2. Le temps (sélectivité chronométrique)

La sensibilité ne suffit pas : une grosse fuite franche (disons 2 A vers la terre) dépasse les seuils des deux appareils en même temps. Si les deux sont instantanés, les deux sautent.

D’où le deuxième levier : la protection amont est retardée. C’est le fameux type S (« sélectif ») du disjoncteur de branchement : il attend volontairement quelques dizaines de millisecondes avant de couper. Ce délai laisse le temps au 30 mA aval, instantané, de couper le premier. Le défaut disparu, le 500 mA n’a plus de raison de déclencher : il se retient, et la maison garde le courant.

Ce petit retard est sans danger : le 500 mA ne protège pas directement les personnes (c’est le rôle exclusif du 30 mA — relis 30 mA ou 500 mA si besoin), et quelques dizaines de millisecondes de plus ne changent rien au risque d’incendie.

Sélectivité totale ou partielle

Les électriciens distinguent deux niveaux :

  • Sélectivité totale : quel que soit le défaut, seul l’appareil aval déclenche. C’est le cas de la paire « disjoncteur de branchement 500 mA type S + interrupteurs différentiels 30 mA instantanés » d’une maison aux normes.
  • Sélectivité partielle : la coordination fonctionne jusqu’à un certain courant de défaut, au-delà les deux peuvent sauter. Fréquent en industrie où les compromis sont plus complexes.

Et un cas d’école à connaître : deux 30 mA instantanés en série ne sont jamais sélectifs entre eux. Même sensibilité, même rapidité → les deux voient le défaut et peuvent sauter ensemble, dans un ordre imprévisible. Si tu ajoutes un différentiel dans une dépendance déjà alimentée derrière un 30 mA, tu n’as rien « hiérarchisé » du tout.

Pourquoi ça compte dans la vraie vie

  • Confort : une fuite ne coupe qu’une partie de la maison, pas le congélateur plein ni l’alarme.
  • Diagnostic : le différentiel qui a sauté te dit dans quelle zone est le défaut.
  • Sécurité indirecte : moins de coupures générales = moins de tentation de « bidouiller » les protections.

La sélectivité guide aussi le dimensionnement : le calibre des interrupteurs différentiels de rangée doit être cohérent avec l’amont et l’aval — c’est l’objet de différentiel 40 A ou 63 A.

Questions fréquentes

Chez moi, tout saute d’un coup : le gros disjoncteur et un petit.
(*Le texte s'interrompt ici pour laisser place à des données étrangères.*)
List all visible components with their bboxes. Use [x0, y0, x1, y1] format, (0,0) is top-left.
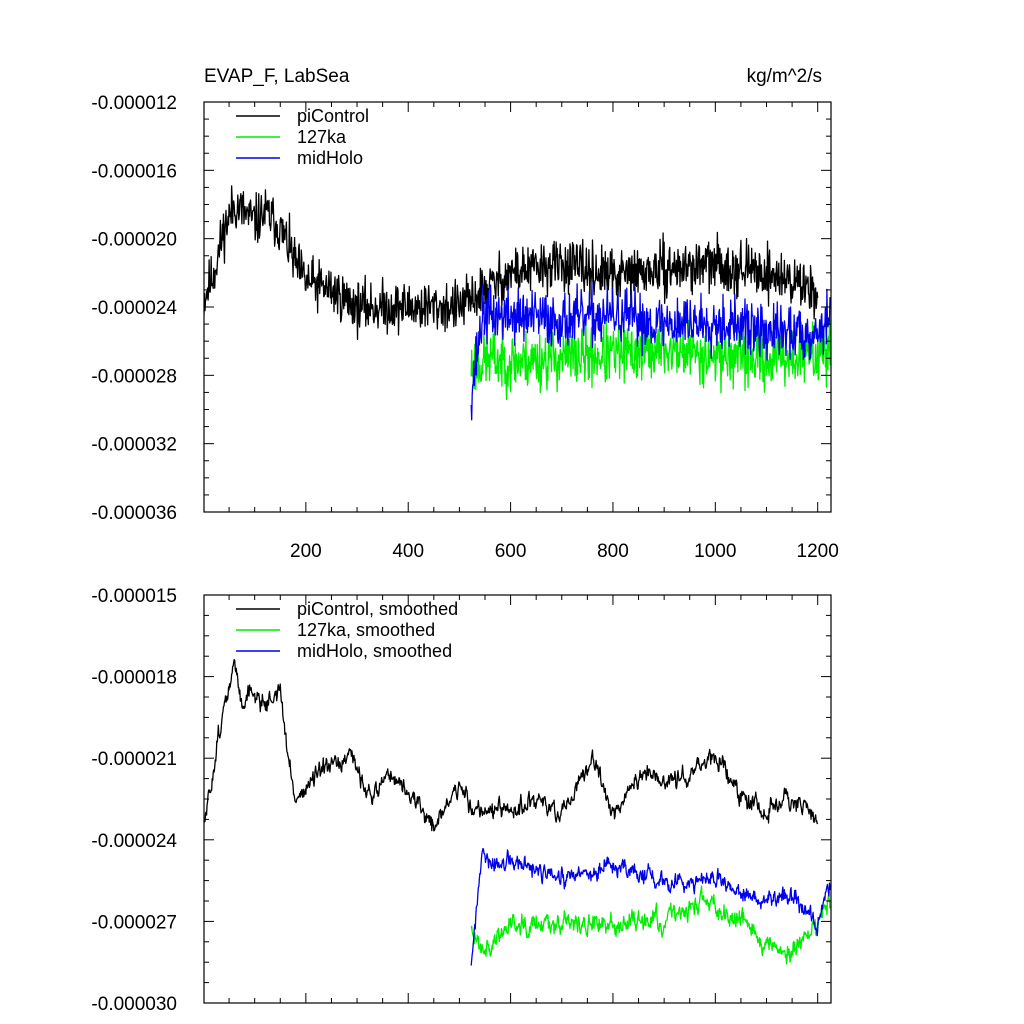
x-tick-label: 1200: [797, 541, 839, 562]
bottom-panel-smoothed: -0.000015 -0.000018 -0.000021 -0.000024 -0.0…: [91, 586, 832, 1015]
y-tick-label: -0.000015: [91, 586, 177, 607]
legend-label: 127ka, smoothed: [297, 620, 435, 640]
y-tick-label: -0.000028: [91, 366, 177, 387]
series-line-midholo: [470, 281, 831, 421]
legend-label: piControl: [297, 106, 369, 126]
x-tick-label: 600: [495, 541, 527, 562]
y-tick-label: -0.000024: [91, 298, 177, 319]
x-tick-label: 200: [290, 541, 322, 562]
x-tick-label: 800: [597, 541, 629, 562]
series-line-picontrol-smoothed: [204, 658, 819, 832]
x-tick-label: 400: [392, 541, 424, 562]
y-tick-label: -0.000027: [91, 912, 177, 933]
x-tick-label: 1000: [694, 541, 736, 562]
legend-label: 127ka: [297, 127, 347, 147]
y-tick-label: -0.000020: [91, 230, 177, 251]
y-tick-label: -0.000024: [91, 831, 177, 852]
units-label: kg/m^2/s: [747, 66, 822, 87]
y-tick-label: -0.000012: [91, 93, 177, 114]
y-tick-label: -0.000021: [91, 749, 177, 770]
legend-label: midHolo, smoothed: [297, 641, 452, 661]
y-tick-label: -0.000016: [91, 161, 177, 182]
series-line-midholo-smoothed: [470, 847, 831, 966]
y-tick-label: -0.000032: [91, 435, 177, 456]
legend-label: midHolo: [297, 148, 363, 168]
y-tick-label: -0.000018: [91, 668, 177, 689]
legend-label: piControl, smoothed: [297, 599, 458, 619]
y-tick-label: -0.000036: [91, 503, 177, 524]
y-tick-label: -0.000030: [91, 994, 177, 1015]
series-line-127ka-smoothed: [470, 885, 831, 965]
series-line-picontrol: [204, 185, 819, 341]
chart-title: EVAP_F, LabSea: [204, 66, 350, 87]
top-panel-raw: 200 400 600 800 1000 1200 -0.000012 -0.000016 -0…: [91, 93, 838, 562]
C’est normal ?

Non, si les deux « différentiels » sautent ensemble régulièrement, la sélectivité ne joue pas son rôle. Causes possibles : disjoncteur de branchement non sélectif (vieux modèle non-S), défaut très violent, ou différentiel de rangée défaillant. Fais contrôler par un électricien. Attention aussi à ne pas confondre : si c’est un disjoncteur divisionnaire + le général qui sautent, on parle de sélectivité entre disjoncteurs (surintensités), un autre sujet.

La sélectivité existe aussi entre disjoncteurs ?

Oui, le même principe s’applique aux protections contre les courts-circuits : on veut que le divisionnaire C16 du circuit en défaut saute avant le disjoncteur de branchement. Ça se joue sur les calibres et les courbes de déclenchement.

Le « type S », c’est pareil que le « type A » ?

Non, rien à voir. Le type S = sélectif (retardé), il décrit le comportement dans le temps. Les types AC, A, F, B décrivent les formes de courant de fuite détectées (explications ici). Un appareil peut être type A et type S à la fois.